Consumer Products: Large, incumbent consumer goods companies are losing to the “insurgents” in the race to growth, and M&A is a critical lever for them to get back in the growth game. Small brand deals to recapture growth now account for 75% of M&A volume in consumer goods, up from less than 50% a decade ago. Bain’s research shows that consumer goods companies that are frequent acquirers outperform their peers, with twice the sales growth rate than the industry average.
Retail: As retailers iterate on operating models to serve the growing demand for shorter delivery windows, many are finding M&A is the fastest way to develop the capabilities they need to stay competitive. Partnering with or acquiring quick-commerce companies provides incumbent retailers with agility, hyperlocal delivery strength, established driver networks and delivery logistics capabilities outside of their typical wheelhouse.
Media & Entertainment: Media M&A has been dominated in recent years by single-channel scale deals, often focused on the shift to streaming. Leaders are beginning to use M&A to deepen engagement with customers by extending into new channels, such as video gaming, fitness and betting. This is led by the Asian market, where China’s WeChat blends social media, gaming, and retail experiences into a single platform. Bain anticipates this cross-channel development will continue to drive M&A activity looking forward.
Telecommunications: M&A in the telecommunications industry rebounded dramatically in 2021, with deal value rising by 48%. Scale deals, such as in-country consolidation, accounted for the bulk of telecom M&A in 2021. Rather than pursuing traditional M&A, more telecos are turning to different types of joint ventures, providing synergies by consolidating networks while still allowing partners to maintain their independence at the retail level.
Payments: The hottest business in payments is “buy now pay later” (BNPL), which now accounts for 5% of all ecommerce sales in the UK. In the US, it is expected to grow by up to 15 times over the next three years, representing a potential $1 trillion in transactions.
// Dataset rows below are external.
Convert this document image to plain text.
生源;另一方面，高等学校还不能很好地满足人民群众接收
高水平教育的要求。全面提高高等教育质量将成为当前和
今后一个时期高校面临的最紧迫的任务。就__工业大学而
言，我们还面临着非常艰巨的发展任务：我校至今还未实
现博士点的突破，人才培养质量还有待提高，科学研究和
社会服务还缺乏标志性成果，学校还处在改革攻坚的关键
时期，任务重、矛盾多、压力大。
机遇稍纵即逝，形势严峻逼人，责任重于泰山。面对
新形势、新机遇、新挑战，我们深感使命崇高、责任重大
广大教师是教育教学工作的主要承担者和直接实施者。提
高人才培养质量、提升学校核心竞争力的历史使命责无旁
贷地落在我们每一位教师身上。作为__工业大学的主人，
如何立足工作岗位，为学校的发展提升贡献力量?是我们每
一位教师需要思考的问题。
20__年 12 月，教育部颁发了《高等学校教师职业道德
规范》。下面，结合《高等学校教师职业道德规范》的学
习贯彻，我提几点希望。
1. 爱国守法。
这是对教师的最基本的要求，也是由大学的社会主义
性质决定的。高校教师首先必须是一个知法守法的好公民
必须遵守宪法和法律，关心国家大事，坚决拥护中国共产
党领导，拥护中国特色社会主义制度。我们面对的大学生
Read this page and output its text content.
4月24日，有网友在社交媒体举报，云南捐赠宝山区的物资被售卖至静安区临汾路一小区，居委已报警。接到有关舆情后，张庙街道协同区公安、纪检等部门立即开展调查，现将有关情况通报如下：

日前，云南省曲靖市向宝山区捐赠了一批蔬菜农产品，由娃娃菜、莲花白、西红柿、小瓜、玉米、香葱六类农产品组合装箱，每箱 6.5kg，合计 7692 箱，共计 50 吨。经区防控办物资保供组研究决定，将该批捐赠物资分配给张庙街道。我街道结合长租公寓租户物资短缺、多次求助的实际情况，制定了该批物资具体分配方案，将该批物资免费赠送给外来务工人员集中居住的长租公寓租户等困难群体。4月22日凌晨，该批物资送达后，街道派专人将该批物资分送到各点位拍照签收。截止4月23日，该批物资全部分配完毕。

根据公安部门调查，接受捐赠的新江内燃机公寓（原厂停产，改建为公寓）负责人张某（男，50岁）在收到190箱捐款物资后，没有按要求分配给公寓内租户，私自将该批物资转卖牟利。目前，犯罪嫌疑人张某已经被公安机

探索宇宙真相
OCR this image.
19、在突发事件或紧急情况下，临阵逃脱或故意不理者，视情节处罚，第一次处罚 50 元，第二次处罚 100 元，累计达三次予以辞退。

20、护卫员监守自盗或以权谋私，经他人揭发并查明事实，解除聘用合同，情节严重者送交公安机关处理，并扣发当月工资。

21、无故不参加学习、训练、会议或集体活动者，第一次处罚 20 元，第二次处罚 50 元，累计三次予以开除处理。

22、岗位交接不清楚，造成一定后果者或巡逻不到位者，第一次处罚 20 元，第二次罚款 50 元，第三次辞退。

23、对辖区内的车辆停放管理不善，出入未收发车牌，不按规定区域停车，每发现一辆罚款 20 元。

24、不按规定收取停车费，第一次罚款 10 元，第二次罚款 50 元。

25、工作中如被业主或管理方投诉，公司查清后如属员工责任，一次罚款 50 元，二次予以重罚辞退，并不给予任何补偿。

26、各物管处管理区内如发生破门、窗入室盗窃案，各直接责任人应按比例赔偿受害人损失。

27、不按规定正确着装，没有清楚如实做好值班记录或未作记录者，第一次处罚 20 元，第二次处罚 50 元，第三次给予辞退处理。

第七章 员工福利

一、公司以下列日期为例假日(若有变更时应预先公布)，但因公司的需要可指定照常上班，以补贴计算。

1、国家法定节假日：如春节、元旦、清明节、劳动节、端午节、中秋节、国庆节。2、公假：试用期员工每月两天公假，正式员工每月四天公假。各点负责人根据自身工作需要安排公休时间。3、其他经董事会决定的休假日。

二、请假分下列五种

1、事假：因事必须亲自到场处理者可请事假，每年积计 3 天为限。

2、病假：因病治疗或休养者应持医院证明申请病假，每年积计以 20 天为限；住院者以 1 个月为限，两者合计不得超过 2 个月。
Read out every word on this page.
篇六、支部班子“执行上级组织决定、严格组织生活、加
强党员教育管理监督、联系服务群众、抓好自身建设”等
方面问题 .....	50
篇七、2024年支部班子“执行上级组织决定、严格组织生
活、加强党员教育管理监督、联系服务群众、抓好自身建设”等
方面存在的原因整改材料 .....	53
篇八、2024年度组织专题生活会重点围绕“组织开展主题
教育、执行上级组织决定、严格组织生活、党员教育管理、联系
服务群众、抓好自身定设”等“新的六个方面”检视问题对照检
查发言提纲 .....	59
Incumbent companies in payments are rushing to get in on the act: BNPL deals represented 50% of payments deal value last year. This was embodied by the megadeal of 2021: Square’s all-stock acquisition of BNPL company Afterpay for $29 billion.
Banking: The banking industry is primed for heated M&A activity. In an era of persistent low interest rates and economic uncertainty, it has been challenging for banks to grow their revenue organically. This positions M&A as a particularly important lever for growth, which could account for 50% of revenue growth in banking in the years ahead, an increase from the already high 35% rate. As the M&A environment heats up, however, traditional banks are facing increasing competition from private equity firms, well-funded digital-native banks, and technology firms buying banks.
Insurance: Deal activity in the insurance industry was guided by three major themes in 2021: an effort to buy new capabilities, to evolve distribution or to build scale. Consumer-oriented and data-focused capability acquisitions are a growing emphasis in the industry. Likewise, Covid-19 shifted the gameboard on the dynamics of distribution, leading to new strategies and evolved M&A approaches. As it grapples with continued changes, Bain expects the insurance industry will continue to see transformative deals in the years ahead.
Automotive: Despite a global semiconductor chip shortage and other lingering effects of the Covid-19 pandemic, automotive M&A more than doubled in 2021. Looking ahead, Bain expects automotive M&A to return to a growth trajectory as disruptive changes such as electrification, digitization, and automation are requiring manufacturers to acquire newly critical capabilities on a faster timescale than feasible via organic growth.